On le remarque malheureusement à chaque fois qu’un piratage s’abat sur un site : les mots de passe choisis par les utilisateurs lors de la création du compte sont rarement d’une qualité irréprochable. Il suffit pour s’en convaincre de se souvenir de l’aspect des mots de passe les plus courants sur le site adultérin Ashley Madison : qwerty, 123456, password et abc123 sont les plus populaires.

Mots de passe faibles

Ce constat, la société SplashData le fait chaque année. Et le moins que l’on puisse dire, c’est que les avertissements répétés inlassablement aux usagers de bien faire attention à la robustesse de leur mot de passe n’ont pas beaucoup d’effet. On retrouve toujours dans les classements des codes les plus communs les indéboulonnables password, 123456, qwerty et ainsi de suite.

Relayé par Gizmodo, le top de l’année 2015 ressemble presque comme deux gouttes d’eau à ceux des deux années précédentes. Sur les 25 plus fréquents, 9 sont nouveaux ; tous les autres figuraient déjà dans les classements précédents, à d’autres places ou, dans de rares cas, au même niveau : c’est le cas de 123456 (premier), password (deuxième) et 123456789 (sixième).

Voici, à titre d’exemple, les dix premiers :

  1. 123456
  2. password
  3. 12345678
  4. qwerty
  5. 12345
  6. 123456789
  7. football
  8. 1234
  9. 12334567
  10. baseball

S’il est désespérant de voir année après année toujours les mêmes mots de passe revenir dans les classements, ce serait une erreur de jeter l’opprobre uniquement sur les usagers. Ces derniers ne représentent qu’un maillon de la chaîne et l’analyse de SplashData, qui se base sur des mots de passe fuités, donc venant des sites faillibles,  montre que la sécurité des services est aussi un élément qui compte.

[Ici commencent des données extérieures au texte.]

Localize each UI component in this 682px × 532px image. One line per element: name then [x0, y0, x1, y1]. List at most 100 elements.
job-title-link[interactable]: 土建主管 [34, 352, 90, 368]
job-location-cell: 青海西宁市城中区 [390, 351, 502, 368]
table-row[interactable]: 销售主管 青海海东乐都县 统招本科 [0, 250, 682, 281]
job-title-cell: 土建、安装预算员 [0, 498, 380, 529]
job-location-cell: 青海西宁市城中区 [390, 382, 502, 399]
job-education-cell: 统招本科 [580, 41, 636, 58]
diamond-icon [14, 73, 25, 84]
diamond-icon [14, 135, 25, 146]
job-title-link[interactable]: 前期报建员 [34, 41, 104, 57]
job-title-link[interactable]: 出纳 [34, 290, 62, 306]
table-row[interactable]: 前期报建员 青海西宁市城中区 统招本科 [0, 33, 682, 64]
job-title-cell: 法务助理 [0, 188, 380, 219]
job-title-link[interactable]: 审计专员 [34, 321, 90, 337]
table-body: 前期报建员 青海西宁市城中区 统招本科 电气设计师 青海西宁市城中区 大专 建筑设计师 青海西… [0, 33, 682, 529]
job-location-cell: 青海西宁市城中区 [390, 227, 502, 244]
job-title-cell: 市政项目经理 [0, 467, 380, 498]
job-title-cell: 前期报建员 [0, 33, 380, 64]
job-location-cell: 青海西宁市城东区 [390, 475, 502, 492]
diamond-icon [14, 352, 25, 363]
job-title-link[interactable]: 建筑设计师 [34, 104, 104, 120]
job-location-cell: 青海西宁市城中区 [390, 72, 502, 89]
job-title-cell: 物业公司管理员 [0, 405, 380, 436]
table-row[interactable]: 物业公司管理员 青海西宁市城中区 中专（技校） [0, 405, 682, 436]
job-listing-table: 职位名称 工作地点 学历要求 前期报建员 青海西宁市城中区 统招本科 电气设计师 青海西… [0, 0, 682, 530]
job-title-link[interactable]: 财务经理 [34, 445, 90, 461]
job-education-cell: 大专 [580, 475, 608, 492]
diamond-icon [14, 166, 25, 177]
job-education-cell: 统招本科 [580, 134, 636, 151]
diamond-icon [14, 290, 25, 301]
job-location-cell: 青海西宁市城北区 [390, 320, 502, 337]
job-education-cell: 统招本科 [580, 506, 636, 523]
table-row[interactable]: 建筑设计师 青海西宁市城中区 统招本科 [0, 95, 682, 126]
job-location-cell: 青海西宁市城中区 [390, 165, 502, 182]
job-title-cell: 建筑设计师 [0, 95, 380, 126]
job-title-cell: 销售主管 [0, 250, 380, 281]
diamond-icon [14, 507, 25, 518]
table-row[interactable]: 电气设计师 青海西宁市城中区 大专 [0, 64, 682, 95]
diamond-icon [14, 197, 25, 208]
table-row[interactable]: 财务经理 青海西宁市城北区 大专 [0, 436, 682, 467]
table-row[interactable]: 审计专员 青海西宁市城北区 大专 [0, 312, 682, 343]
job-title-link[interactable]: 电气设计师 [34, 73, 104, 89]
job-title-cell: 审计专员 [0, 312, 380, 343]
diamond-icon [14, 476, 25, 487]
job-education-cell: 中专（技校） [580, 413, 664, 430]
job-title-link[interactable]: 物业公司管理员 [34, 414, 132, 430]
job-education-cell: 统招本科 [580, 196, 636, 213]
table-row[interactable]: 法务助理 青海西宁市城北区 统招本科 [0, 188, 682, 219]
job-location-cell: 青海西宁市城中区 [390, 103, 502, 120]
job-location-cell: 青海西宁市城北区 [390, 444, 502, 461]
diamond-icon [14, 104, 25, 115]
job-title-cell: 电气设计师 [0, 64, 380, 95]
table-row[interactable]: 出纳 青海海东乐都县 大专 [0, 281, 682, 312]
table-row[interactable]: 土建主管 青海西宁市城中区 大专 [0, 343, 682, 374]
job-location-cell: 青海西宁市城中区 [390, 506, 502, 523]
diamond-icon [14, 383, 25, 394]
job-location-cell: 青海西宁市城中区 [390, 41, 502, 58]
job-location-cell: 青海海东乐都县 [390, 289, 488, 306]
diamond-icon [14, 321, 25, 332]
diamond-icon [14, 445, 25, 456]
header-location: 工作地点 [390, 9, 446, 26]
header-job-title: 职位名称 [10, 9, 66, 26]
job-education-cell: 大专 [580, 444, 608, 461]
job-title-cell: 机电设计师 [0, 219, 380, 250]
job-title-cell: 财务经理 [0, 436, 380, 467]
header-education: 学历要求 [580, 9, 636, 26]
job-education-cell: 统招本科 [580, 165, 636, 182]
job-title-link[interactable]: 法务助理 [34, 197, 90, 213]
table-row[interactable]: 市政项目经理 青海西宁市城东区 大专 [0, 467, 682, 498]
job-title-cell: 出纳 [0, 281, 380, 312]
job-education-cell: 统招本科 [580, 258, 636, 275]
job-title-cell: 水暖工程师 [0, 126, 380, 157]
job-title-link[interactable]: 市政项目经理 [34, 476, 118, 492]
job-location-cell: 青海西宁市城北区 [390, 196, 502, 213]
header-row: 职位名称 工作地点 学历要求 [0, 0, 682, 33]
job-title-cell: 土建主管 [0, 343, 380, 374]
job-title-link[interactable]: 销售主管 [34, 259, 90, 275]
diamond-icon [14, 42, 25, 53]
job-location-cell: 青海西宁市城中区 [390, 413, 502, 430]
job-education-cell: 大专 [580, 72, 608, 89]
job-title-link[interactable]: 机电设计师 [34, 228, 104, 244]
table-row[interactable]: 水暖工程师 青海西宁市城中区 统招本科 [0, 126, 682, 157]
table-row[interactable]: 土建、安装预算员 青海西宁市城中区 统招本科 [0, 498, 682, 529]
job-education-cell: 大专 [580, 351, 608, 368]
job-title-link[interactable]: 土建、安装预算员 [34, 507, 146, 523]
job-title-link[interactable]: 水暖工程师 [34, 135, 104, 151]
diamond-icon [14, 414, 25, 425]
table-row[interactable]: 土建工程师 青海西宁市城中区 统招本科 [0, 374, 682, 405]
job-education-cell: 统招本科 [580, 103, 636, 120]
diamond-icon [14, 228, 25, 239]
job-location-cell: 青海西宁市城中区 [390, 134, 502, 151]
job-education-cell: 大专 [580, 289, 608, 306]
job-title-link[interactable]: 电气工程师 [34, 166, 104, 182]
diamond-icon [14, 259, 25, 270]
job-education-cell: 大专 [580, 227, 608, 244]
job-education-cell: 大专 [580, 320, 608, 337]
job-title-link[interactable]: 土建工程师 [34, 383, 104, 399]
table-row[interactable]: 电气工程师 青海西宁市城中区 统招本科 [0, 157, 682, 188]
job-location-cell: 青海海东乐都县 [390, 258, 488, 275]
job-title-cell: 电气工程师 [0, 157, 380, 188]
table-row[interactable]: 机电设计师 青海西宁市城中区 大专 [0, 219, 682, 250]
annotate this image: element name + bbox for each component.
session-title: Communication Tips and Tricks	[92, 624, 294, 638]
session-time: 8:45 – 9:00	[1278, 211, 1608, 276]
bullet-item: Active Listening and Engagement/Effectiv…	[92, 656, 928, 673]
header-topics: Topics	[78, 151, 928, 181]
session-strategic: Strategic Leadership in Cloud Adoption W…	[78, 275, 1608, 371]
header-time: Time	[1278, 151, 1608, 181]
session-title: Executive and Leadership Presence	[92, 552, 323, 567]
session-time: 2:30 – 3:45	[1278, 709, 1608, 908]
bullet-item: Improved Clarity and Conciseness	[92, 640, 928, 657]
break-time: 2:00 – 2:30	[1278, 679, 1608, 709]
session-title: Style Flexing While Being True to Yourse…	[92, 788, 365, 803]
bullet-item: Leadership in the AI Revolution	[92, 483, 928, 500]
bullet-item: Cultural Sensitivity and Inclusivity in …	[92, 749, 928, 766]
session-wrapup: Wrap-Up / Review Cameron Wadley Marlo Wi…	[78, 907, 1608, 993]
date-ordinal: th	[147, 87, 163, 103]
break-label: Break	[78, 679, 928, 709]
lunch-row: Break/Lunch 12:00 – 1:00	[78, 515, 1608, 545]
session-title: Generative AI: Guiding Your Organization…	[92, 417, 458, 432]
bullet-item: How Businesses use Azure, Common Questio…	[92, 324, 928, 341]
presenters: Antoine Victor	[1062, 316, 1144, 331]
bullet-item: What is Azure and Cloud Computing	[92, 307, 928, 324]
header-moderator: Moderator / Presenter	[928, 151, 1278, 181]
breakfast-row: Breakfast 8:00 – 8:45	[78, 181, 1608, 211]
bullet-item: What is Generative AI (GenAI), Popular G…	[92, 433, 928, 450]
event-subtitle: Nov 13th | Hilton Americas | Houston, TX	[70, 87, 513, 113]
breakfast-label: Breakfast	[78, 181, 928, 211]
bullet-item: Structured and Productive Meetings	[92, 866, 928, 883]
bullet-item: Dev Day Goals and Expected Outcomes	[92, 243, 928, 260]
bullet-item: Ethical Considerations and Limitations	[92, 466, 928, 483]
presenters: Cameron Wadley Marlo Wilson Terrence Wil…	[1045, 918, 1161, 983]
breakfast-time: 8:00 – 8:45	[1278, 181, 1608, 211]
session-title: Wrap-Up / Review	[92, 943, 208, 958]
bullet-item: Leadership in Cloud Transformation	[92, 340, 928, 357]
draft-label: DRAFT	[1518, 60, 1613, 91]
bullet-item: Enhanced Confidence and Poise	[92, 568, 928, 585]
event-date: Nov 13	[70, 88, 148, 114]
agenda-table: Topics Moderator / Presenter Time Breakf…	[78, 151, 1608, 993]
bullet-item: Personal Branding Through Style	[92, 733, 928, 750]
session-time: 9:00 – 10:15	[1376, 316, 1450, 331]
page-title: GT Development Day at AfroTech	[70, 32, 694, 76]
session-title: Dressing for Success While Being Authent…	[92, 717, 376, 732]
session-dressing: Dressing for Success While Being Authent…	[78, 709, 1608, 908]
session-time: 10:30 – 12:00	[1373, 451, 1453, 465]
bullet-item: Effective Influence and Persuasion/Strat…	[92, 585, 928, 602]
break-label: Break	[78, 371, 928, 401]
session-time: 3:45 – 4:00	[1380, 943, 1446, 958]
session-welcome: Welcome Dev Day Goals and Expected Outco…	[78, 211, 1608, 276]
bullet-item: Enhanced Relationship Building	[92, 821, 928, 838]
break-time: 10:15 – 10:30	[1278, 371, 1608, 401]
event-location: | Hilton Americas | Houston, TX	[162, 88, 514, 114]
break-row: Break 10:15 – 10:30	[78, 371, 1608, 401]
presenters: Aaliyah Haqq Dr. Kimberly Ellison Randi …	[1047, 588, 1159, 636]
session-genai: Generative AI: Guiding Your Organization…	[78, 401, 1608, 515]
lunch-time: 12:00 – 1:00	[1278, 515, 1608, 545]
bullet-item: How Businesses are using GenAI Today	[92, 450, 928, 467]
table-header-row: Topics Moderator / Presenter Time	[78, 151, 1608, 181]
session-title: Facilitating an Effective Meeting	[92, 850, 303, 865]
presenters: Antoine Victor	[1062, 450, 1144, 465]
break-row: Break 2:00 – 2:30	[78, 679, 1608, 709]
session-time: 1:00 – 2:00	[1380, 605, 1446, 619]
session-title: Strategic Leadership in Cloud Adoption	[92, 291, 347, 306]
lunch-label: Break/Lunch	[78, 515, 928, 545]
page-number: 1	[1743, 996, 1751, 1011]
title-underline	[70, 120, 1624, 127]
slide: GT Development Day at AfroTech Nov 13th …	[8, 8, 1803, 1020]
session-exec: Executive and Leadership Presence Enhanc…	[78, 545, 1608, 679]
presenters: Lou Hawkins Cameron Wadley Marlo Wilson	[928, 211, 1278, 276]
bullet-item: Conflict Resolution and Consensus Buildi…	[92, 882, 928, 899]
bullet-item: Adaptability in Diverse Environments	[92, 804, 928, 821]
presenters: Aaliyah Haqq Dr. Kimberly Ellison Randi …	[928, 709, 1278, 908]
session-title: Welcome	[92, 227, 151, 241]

Or un mot de passe, même faible, devrait pouvoir profiter de tout l’arsenal en la matière, de la vérification en deux étapes au chiffrement fort, en passant par le salage et le hachage des mots de passe entrés en base de données, afin de limiter leur accès et leur utilisation par des tiers, même en cas de piratage. Or bien souvent, des faits divers dans ce domaine montrent que ce n’est pas toujours le cas.